South Sudan: New Country Torn By Old Conflicts
JUBA, SOUTH SUDAN, January 25, 2012 -- Before the red dust could settle in South Sudan's most recent tribal clashes, 11-year-old Kakayo had lost her father, and she has no idea where her mother and two siblings are.
"When the attackers came, we ran into the bushes," said Kakayo, as she lay idly on the floor in the back room of a dirty hospital ward in Juba, the capital of the newly independent South Sudan.
"That's when they started shooting at us."
Kakayo, whose family are members of the Murle tribe, is recovering from two bullet wounds, one in the knee, another in her foot. She has no bed, just a simple cloth to cover herself; thick bandages are wrapped around her frail legs.
Still, in this recent round of violence Kakayo is considered one of the lucky ones. She escaped, and she is one of the few who are receiving treatment at the hospital. "I was injured, but some of the others who survived took me with them," she said of her escape from her village in Jonglei state.
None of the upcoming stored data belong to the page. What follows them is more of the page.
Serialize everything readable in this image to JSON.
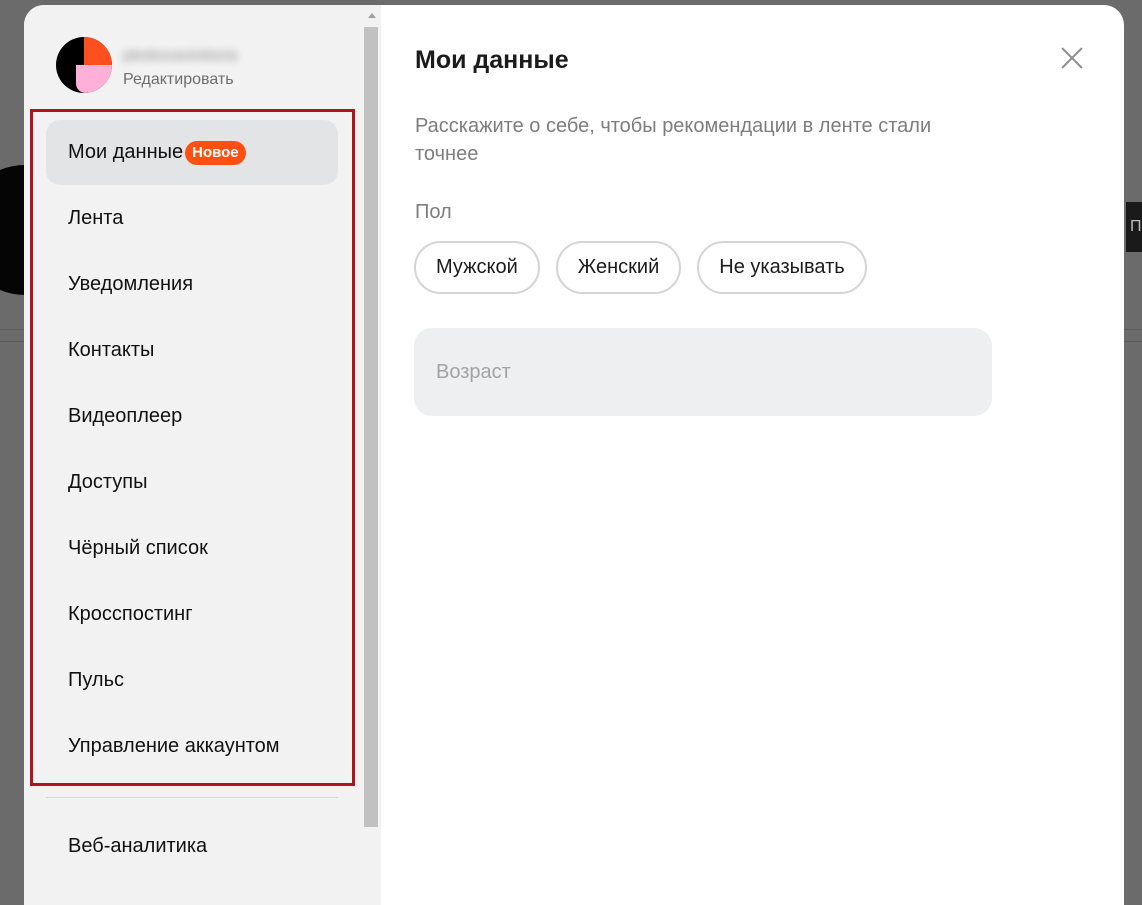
{
  "background": {
    "right_button_text": "П"
  },
  "profile": {
    "username": "pleskovavicktoria",
    "edit_label": "Редактировать"
  },
  "sidebar": {
    "items": [
      {
        "label": "Мои данные",
        "badge": "Новое",
        "active": true
      },
      {
        "label": "Лента"
      },
      {
        "label": "Уведомления"
      },
      {
        "label": "Контакты"
      },
      {
        "label": "Видеоплеер"
      },
      {
        "label": "Доступы"
      },
      {
        "label": "Чёрный список"
      },
      {
        "label": "Кросспостинг"
      },
      {
        "label": "Пульс"
      },
      {
        "label": "Управление аккаунтом"
      }
    ],
    "extra_items": [
      {
        "label": "Веб-аналитика"
      }
    ]
  },
  "content": {
    "title": "Мои данные",
    "subtitle": "Расскажите о себе, чтобы рекомендации в ленте стали точнее",
    "gender_label": "Пол",
    "gender_options": [
      "Мужской",
      "Женский",
      "Не указывать"
    ],
    "age_placeholder": "Возраст",
    "age_value": ""
  },
  "colors": {
    "accent": "#ff4f12",
    "highlight_border": "#b0141c",
    "sidebar_bg": "#f2f2f3"
  }
}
The violent attacks Kakayo was caught up in began around the start of the new year and have affected 120,000 people, according to the U.N.
For Kakayo, the "they" who "started shooting at us" refers to the youth fighters of the Lou Nuer tribe. Clashes over cattle in the barren region are nothing new, and for a time were put on hold as a show of unity before the referendum that granted South Sudan independence a little over six months ago after two decades of civil war. Now they've resumed with a fury, and on a larger scale, partly fueled by weapons left over from the civil war.
At the opposite end of the hospital compound in Juba, separated by a weak chain-link fence, sits a field hospital tent where young men from the Lou Nuer, who attacked Kakayo's tribe, had congregated, when ABC News visited the hospital early one recent morning.
"We think we have to go and destroy them," said a youth fighter, seemingly the spokesman for the 20 or so fighters recovering from injuries.